The force equation example is disturbing, but it's easy to prevent by disallowing the inclusion of random decimal numbers in the formula, with the latter also suggesting over-fitting to the data. It is immediately obvious that such numbers make the equation inelegant and therefore likely to be wrong. If you're going to use symbolic construction, be careful in what formulations you allow, also having an appropriate penalty for complexity.
As for chess, although an LLM knows the rules of chess, it is not expected to have been trained on many optimal chess games. As such, is it fair to gauge its skill in chess, especially without showing it generated images of its candidate moves? Even if representational and training limitations were addressed, we know that LLMs are architecturally crippled in that they have no neural memory beyond their context. Imagine a next-gen LLM that if presented with a chess puzzle would first update its internal weights for playing optimal chess via a simulation of a billion games, and then return to address the puzzle you gave it.
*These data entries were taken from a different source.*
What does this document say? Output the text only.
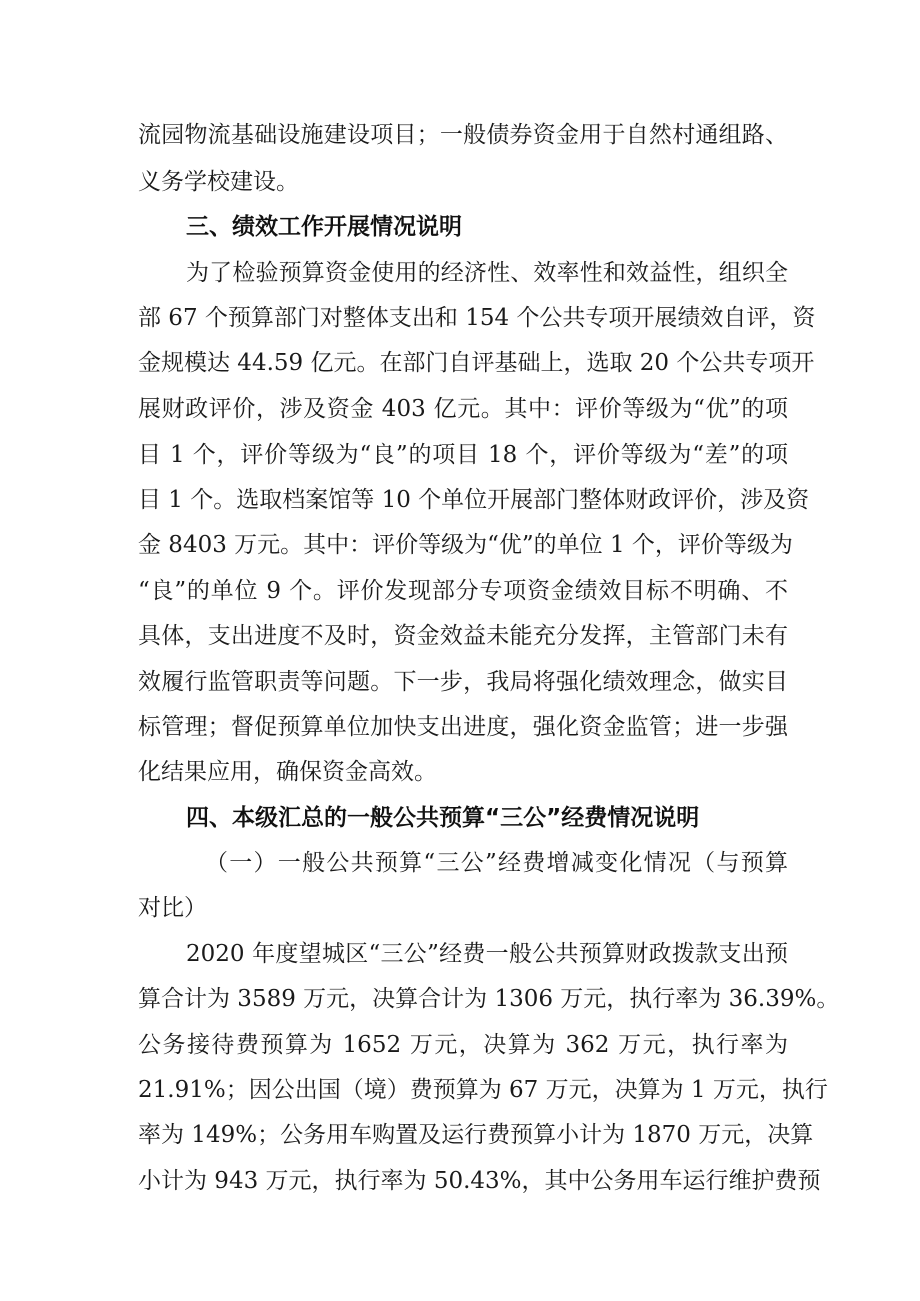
流园物流基础设施建设项目；一般债券资金用于自然村通组路、
义务学校建设。
三、绩效工作开展情况说明
为了检验预算资金使用的经济性、效率性和效益性，组织全
部 67 个预算部门对整体支出和 154 个公共专项开展绩效自评，资
金规模达 44.59 亿元。在部门自评基础上，选取 20 个公共专项开
展财政评价，涉及资金 403 亿元。其中：评价等级为“优”的项
目 1 个，评价等级为“良”的项目 18 个，评价等级为“差”的项
目 1 个。选取档案馆等 10 个单位开展部门整体财政评价，涉及资
金 8403 万元。其中：评价等级为“优”的单位 1 个，评价等级为
“良”的单位 9 个。评价发现部分专项资金绩效目标不明确、不
具体，支出进度不及时，资金效益未能充分发挥，主管部门未有
效履行监管职责等问题。下一步，我局将强化绩效理念，做实目
标管理；督促预算单位加快支出进度，强化资金监管；进一步强
化结果应用，确保资金高效。
四、本级汇总的一般公共预算“三公”经费情况说明
（一）一般公共预算“三公”经费增减变化情况（与预算
对比）
2020 年度望城区“三公”经费一般公共预算财政拨款支出预
算合计为 3589 万元，决算合计为 1306 万元，执行率为 36.39%。
公务接待费预算为 1652 万元，决算为 362 万元，执行率为
21.91%；因公出国（境）费预算为 67 万元，决算为 1 万元，执行
率为 149%；公务用车购置及运行费预算小计为 1870 万元，决算
小计为 943 万元，执行率为 50.43%，其中公务用车运行维护费预
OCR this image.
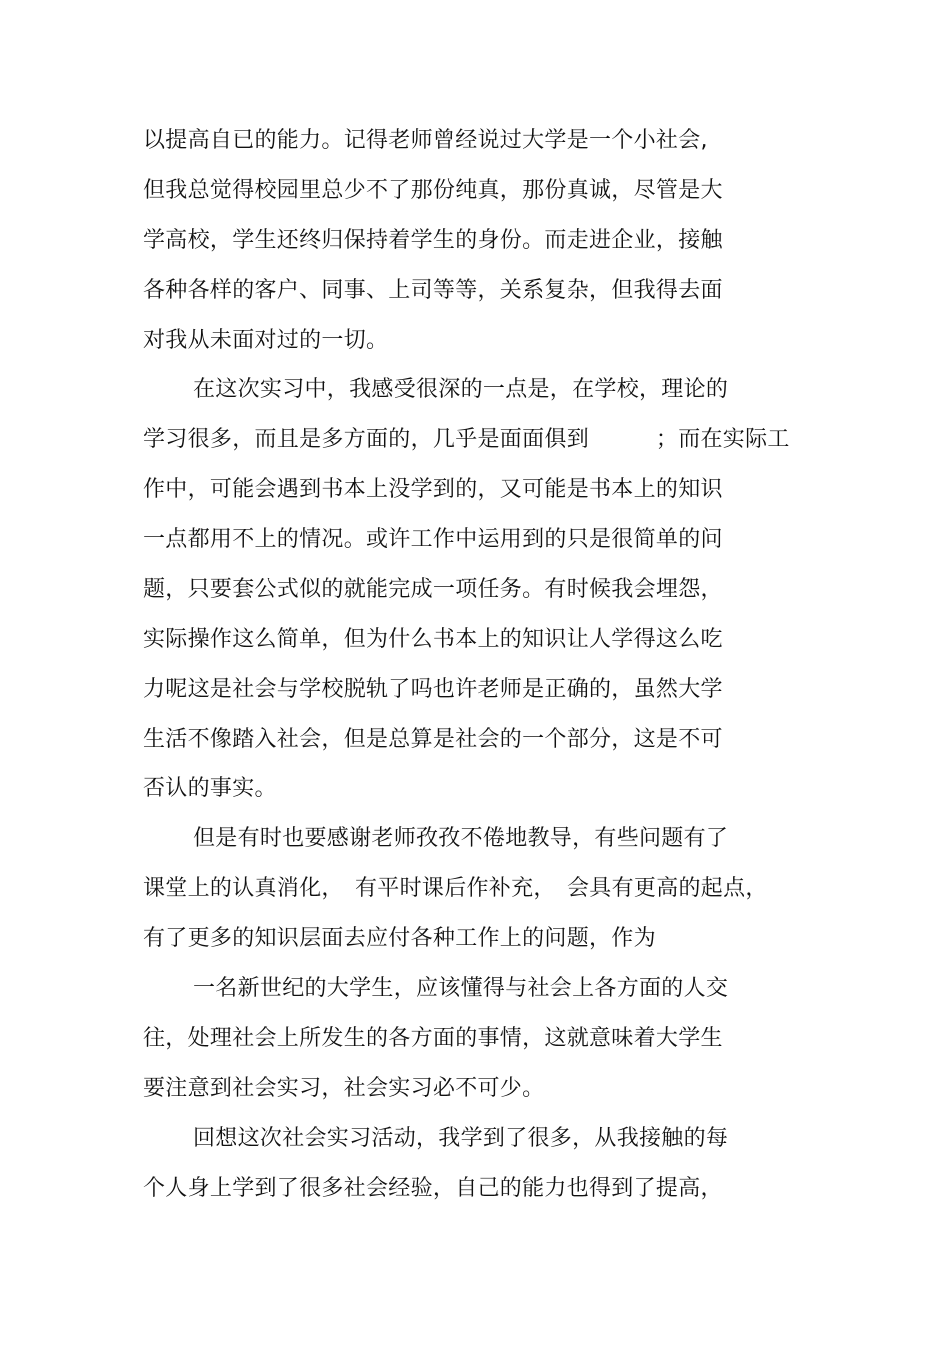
以提高自已的能力。记得老师曾经说过大学是一个小社会,
但我总觉得校园里总少不了那份纯真，那份真诚，尽管是大
学高校，学生还终归保持着学生的身份。而走进企业，接触
各种各样的客户、同事、上司等等，关系复杂，但我得去面
对我从未面对过的一切。
在这次实习中，我感受很深的一点是，在学校，理论的
学习很多，而且是多方面的，几乎是面面俱到　　　；而在实际工
作中，可能会遇到书本上没学到的，又可能是书本上的知识
一点都用不上的情况。或许工作中运用到的只是很简单的问
题，只要套公式似的就能完成一项任务。有时候我会埋怨，
实际操作这么简单，但为什么书本上的知识让人学得这么吃
力呢这是社会与学校脱轨了吗也许老师是正确的，虽然大学
生活不像踏入社会，但是总算是社会的一个部分，这是不可
否认的事实。
但是有时也要感谢老师孜孜不倦地教导，有些问题有了
课堂上的认真消化，　有平时课后作补充，　会具有更高的起点，
有了更多的知识层面去应付各种工作上的问题，作为
一名新世纪的大学生，应该懂得与社会上各方面的人交
往，处理社会上所发生的各方面的事情，这就意味着大学生
要注意到社会实习，社会实习必不可少。
回想这次社会实习活动，我学到了很多，从我接触的每
个人身上学到了很多社会经验，自己的能力也得到了提高，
Even with the current arch, it could equivalently create a fork of itself for the same purpose, a new trained model in effect, but the rushing human's desire for wanting the answer immediately comes in the way.
>As for chess, although an LLM knows the rules of chess, it is not expected to have been trained on many optimal chess games
Well, it's read every book ever written on chess so you would expect it to be at least half-way decent.